Saturday, October 30, 2010

1.2 : History - The Art Of Fishing Develops

The history of sport fishing in England began with the printing by Wynkyn de Worde of the Treatyse of Fysshynge With an Angle (1496) as a part of the second edition of The Boke of St. Albans, which had originally dealt only with hunting. The book was evidently based on earlier continental treatises dating to the 14th century. The artificial flies described in the Treatyse are surprisingly modern (six of the dozen mentioned are still in use). The rods are 18-22 feet long with a line of plaited horsehair tied to one end.

Printing by Wynkyn de Worde of the Treatyse of Fysshynge With an Angle (1496).
The first period of great improvement came about the mid-17th century, when Izaak Walton and Charles Cotton were writing the classic The Compleat Angler and Col. Robert Venables and Thomas Barker were describing new tackle and methods of fishing.

About this time some unknown angler attached a wire loop or ring at the tip end of the rod, which allowed a running line, useful for both casting and playing a hooked fish. Barker in 1667 mentions a salmon-fishing line of 26 yards. What was obviously needed was a means of taking up and holding such lengths and this led to the invention of the reel.

Experiments with material for the line led to the use of a gut string (mentioned by the diarist Samuel Pepys in 1667) and of a lute string (noted by Venables in 1676). The use of a landing hook, now called a gaff, for lifting large hooked fish from the water was noted by Barker in 1667.

Improved methods of fishhook making were devised in the 1650s by Charles Kirby, who later invented the Kirby bend, a distinctive shape of hook with offset point that is still in common use worldwide. Kirby and his fellow hook makers, who were also needle makers, were dispersed from their shops near Old London Bridge by the Plague and the Great Fire of London in 1666, and they ultimately established factories in Redditch around 1730.

1.2 : History - The Early History Of Fishing

Angling is a sport fishing.
FISHING, also called ANGLING, is the sport of catching fish, freshwater or saltwater, typically with rod, line, and hook. Like hunting, fishing originated as a means of providing food for survival.

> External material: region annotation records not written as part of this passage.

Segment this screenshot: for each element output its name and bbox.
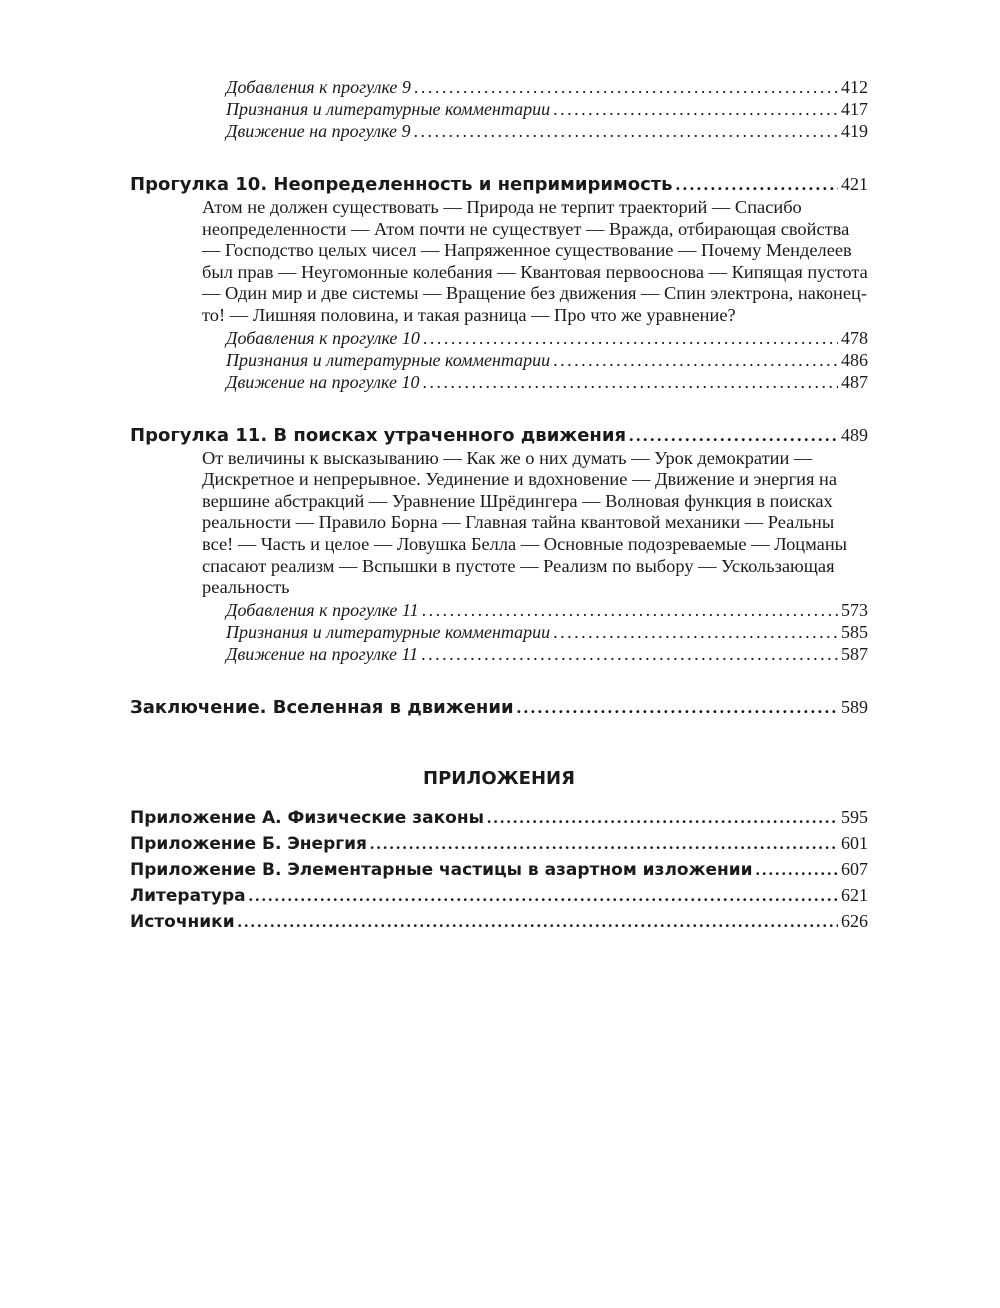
toc-entry-title: Добавления к прогулке 11 — [226, 599, 419, 620]
toc-entry-title: Приложение В. Элементарные частицы в азартном изложении — [130, 859, 753, 880]
toc-appendix-entry[interactable] — [130, 857, 868, 883]
toc-entry-title: Движение на прогулке 9 — [226, 121, 411, 141]
toc-chapter-title: Заключение. Вселенная в движении — [130, 696, 514, 718]
toc-entry-title: Приложение Б. Энергия — [130, 833, 367, 854]
toc-page-number: 589 — [841, 696, 868, 717]
toc-page-number: 626 — [841, 910, 868, 931]
toc-chapter-walk-11[interactable] — [130, 423, 868, 448]
toc-appendix-entry[interactable] — [130, 805, 868, 831]
table-of-contents — [130, 76, 868, 935]
dot-leader — [487, 805, 838, 830]
toc-page-number: 573 — [841, 599, 868, 620]
toc-entry-title: Приложение А. Физические законы — [130, 807, 484, 828]
toc-entry-title: Движение на прогулке 10 — [226, 371, 420, 392]
toc-sub-entry[interactable] — [130, 76, 868, 98]
toc-page-number: 489 — [841, 424, 868, 445]
toc-page-number: 417 — [841, 99, 868, 119]
chapter-summary: Атом не должен существовать — Природа не терпит траекторий — Спасибо неопределенности — Атом почти не существует — Вражда, отбирающая свойства — Господство целых чисел — Напряженное существование — Почему Менделеев был прав — Неугомонные колебания — Квантовая первооснова — Кипящая пустота — Один мир и две системы — Вращение без движения — Спин электрона, наконец-то! — Лишняя половина, и такая разница — Про что же уравнение? — [202, 197, 868, 325]
toc-page-number: 585 — [841, 621, 868, 642]
toc-sub-entry[interactable] — [130, 643, 868, 665]
dot-leader — [756, 857, 838, 882]
dot-leader — [423, 327, 838, 349]
toc-sub-entry[interactable] — [130, 349, 868, 371]
toc-entry-title: Движение на прогулке 11 — [226, 643, 419, 664]
toc-page-number: 486 — [841, 349, 868, 370]
appendix-list — [130, 805, 868, 935]
dot-leader — [422, 599, 838, 621]
appendix-heading: ПРИЛОЖЕНИЯ — [423, 767, 575, 789]
toc-sub-entry[interactable] — [130, 621, 868, 643]
toc-sub-entry[interactable] — [130, 120, 868, 142]
toc-chapter-walk-10[interactable] — [130, 172, 868, 197]
dot-leader — [553, 98, 838, 120]
toc-entry-title: Признания и литературные комментарии — [226, 99, 551, 119]
toc-chapter-title: Прогулка 10. Неопределенность и непримиримость — [130, 174, 673, 195]
toc-sub-entry[interactable] — [130, 327, 868, 349]
toc-appendix-entry[interactable] — [130, 883, 868, 909]
chapter-summary: От величины к высказыванию — Как же о них думать — Урок демократии — Дискретное и непрерывное. Уединение и вдохновение — Движение и энергия на вершине абстракций — Уравнение Шрёдингера — Волновая функция в поисках реальности — Правило Борна — Главная тайна квантовой механики — Реальны все! — Часть и целое — Ловушка Белла — Основные подозреваемые — Лоцманы спасают реализм — Вспышки в пустоте — Реализм по выбору — Ускользающая реальность — [202, 447, 848, 598]
toc-conclusion[interactable] — [130, 695, 868, 720]
toc-entry-title: Признания и литературные комментарии — [226, 621, 551, 642]
dot-leader — [422, 371, 838, 393]
toc-page-number: 587 — [841, 643, 868, 664]
toc-page-number: 412 — [841, 77, 868, 97]
toc-page-number: 421 — [841, 174, 868, 194]
dot-leader — [553, 621, 838, 643]
dot-leader — [629, 423, 838, 447]
dot-leader — [238, 909, 838, 934]
toc-sub-entry[interactable] — [130, 599, 868, 621]
toc-entry-title: Добавления к прогулке 9 — [226, 77, 411, 97]
dot-leader — [421, 643, 838, 665]
toc-page-number: 601 — [841, 832, 868, 853]
toc-sub-entry[interactable] — [130, 98, 868, 120]
dot-leader — [249, 883, 838, 908]
dot-leader — [553, 349, 838, 371]
toc-page-number: 419 — [841, 121, 868, 141]
dot-leader — [370, 831, 838, 856]
toc-sub-entry[interactable] — [130, 371, 868, 393]
toc-page-number: 487 — [841, 371, 868, 392]
toc-entry-title: Признания и литературные комментарии — [226, 349, 551, 370]
toc-appendix-entry[interactable] — [130, 831, 868, 857]
dot-leader — [517, 695, 838, 719]
dot-leader — [413, 120, 838, 142]
toc-entry-title: Литература — [130, 885, 246, 906]
toc-entry-title: Источники — [130, 911, 235, 932]
toc-page-number: 607 — [841, 858, 868, 879]
toc-entry-title: Добавления к прогулке 10 — [226, 327, 420, 348]
toc-page-number: 478 — [841, 327, 868, 348]
toc-appendix-entry[interactable] — [130, 909, 868, 935]
toc-page-number: 621 — [841, 884, 868, 905]
dot-leader — [676, 172, 838, 196]
toc-page-number: 595 — [841, 806, 868, 827]
dot-leader — [414, 76, 838, 98]
toc-chapter-title: Прогулка 11. В поисках утраченного движения — [130, 424, 627, 446]
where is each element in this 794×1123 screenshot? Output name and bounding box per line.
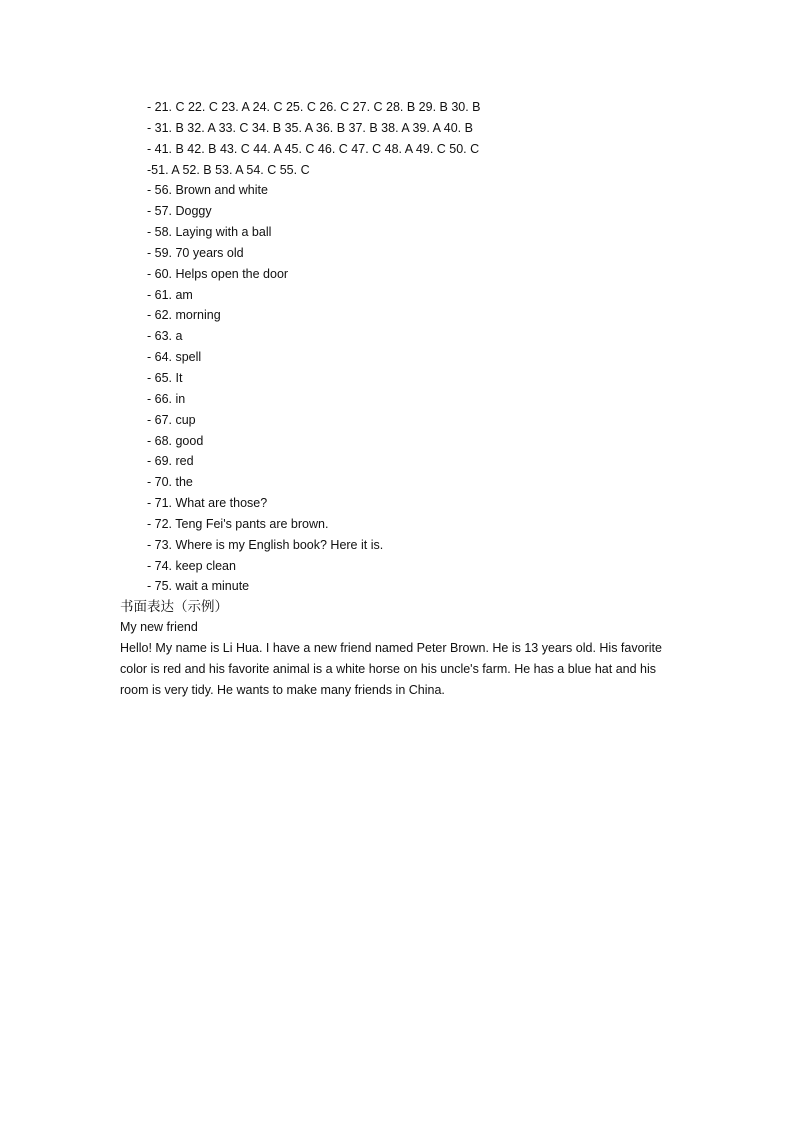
answer-line: - 57. Doggy [147, 204, 212, 219]
answer-line: - 61. am [147, 287, 193, 302]
answer-line: - 68. good [147, 433, 204, 448]
answer-line: - 64. spell [147, 350, 202, 365]
answer-line: - 70. the [147, 475, 193, 490]
answer-line: - 74. keep clean [147, 558, 236, 573]
answer-line: - 72. Teng Fei's pants are brown. [147, 516, 329, 531]
answer-line: - 58. Laying with a ball [147, 225, 272, 240]
answer-line: - 63. a [147, 329, 183, 344]
writing-section [120, 596, 680, 700]
answer-line: - 56. Brown and white [147, 183, 268, 198]
answer-line: - 59. 70 years old [147, 245, 244, 260]
answer-line: - 65. It [147, 370, 183, 385]
answer-line: - 69. red [147, 454, 194, 469]
answer-line: - 71. What are those? [147, 496, 268, 511]
answer-line: - 60. Helps open the door [147, 266, 289, 281]
essay-title: My new friend [120, 620, 198, 634]
answer-line: - 66. in [147, 391, 186, 406]
answer-line: - 41. B 42. B 43. C 44. A 45. C 46. C 47. C 48. A 49. C 50. C [147, 141, 480, 156]
writing-section-heading: 书面表达（示例） [120, 599, 228, 614]
answer-line: -51. A 52. B 53. A 54. C 55. C [147, 162, 310, 177]
answer-key-list [147, 97, 481, 597]
answer-line: - 62. morning [147, 308, 221, 323]
answer-line: - 67. cup [147, 412, 196, 427]
answer-line: - 21. C 22. C 23. A 24. C 25. C 26. C 27. C 28. B 29. B 30. B [147, 100, 481, 114]
answer-line: - 75. wait a minute [147, 579, 250, 594]
essay-body: Hello! My name is Li Hua. I have a new friend named Peter Brown. He is 13 years old. His favorite color is red and his favorite animal is a white horse on his uncle's farm. He has a blue hat and his room is very tidy. He wants to make many friends in China. [120, 640, 662, 697]
answer-line: - 31. B 32. A 33. C 34. B 35. A 36. B 37. B 38. A 39. A 40. B [147, 120, 473, 135]
answer-line: - 73. Where is my English book? Here it is. [147, 537, 384, 552]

Fishing as a sport, however, is of considerable antiquity. An Egyptian angling scene of about 2000 BC shows figures fishing with rod and line and with nets. A Chinese account of about the 4th century BC refers to fishing with a silk line, a hook made from a needle, and a bamboo rod, with cooked rice as bait. References to fishing are also found in ancient Greek, Assyrian, Roman, and Jewish writings.

Today, fishing, often called sport fishing to distinguish it from commercial fishing, is, despite the growth of towns and the increase of pollution in many sources, one of man's principal relaxations and is, in many countries, the most popular participant sport.

The problems of the modern angler are still those of his ancestor: where to find fish, how to approach them, and what sort of bait to use. The angler must understand wind and weather. Fishing remains what it has always been, a problem in applied natural history.

The history of angling is in large part the history of tackle, as the equipment for fishing is called. One of man's earliest tools was the predecessor of the fishhook, a gorge: a piece of wood, bone, or stone an inch or so in length pointed at both ends and secured off-center to the line. The gorge was covered with some kind of bait. When a fish swallowed the gorge, a pull on the line wedged it across the gullet of the fish, which could then be pulled in.

With the coming of the use of metals, a hook was one of the first tools made. This was attached to a hand line of animal or vegetable material, a method that is efficient only when used from a boat. The practice of attaching the line in turn to a rod, at first probably a stick or tree branch, made it possible to fish from the bank or shore and even to reach over vegetation bordering the water.

For thousands of years, the fishing rod remained short, not more than a few feet in length. The earliest reference to a longer, jointed rod is from Roman times, about the 4th century AD. At that time also, Aelian wrote of Macedonians catching trout on artificial flies and described how each fly was dressed (made). The rod they used was only 6 feet (1.8 metres) long and the line the same length, so that the method used was probably dapping, gently laying the bait on the surface of the water.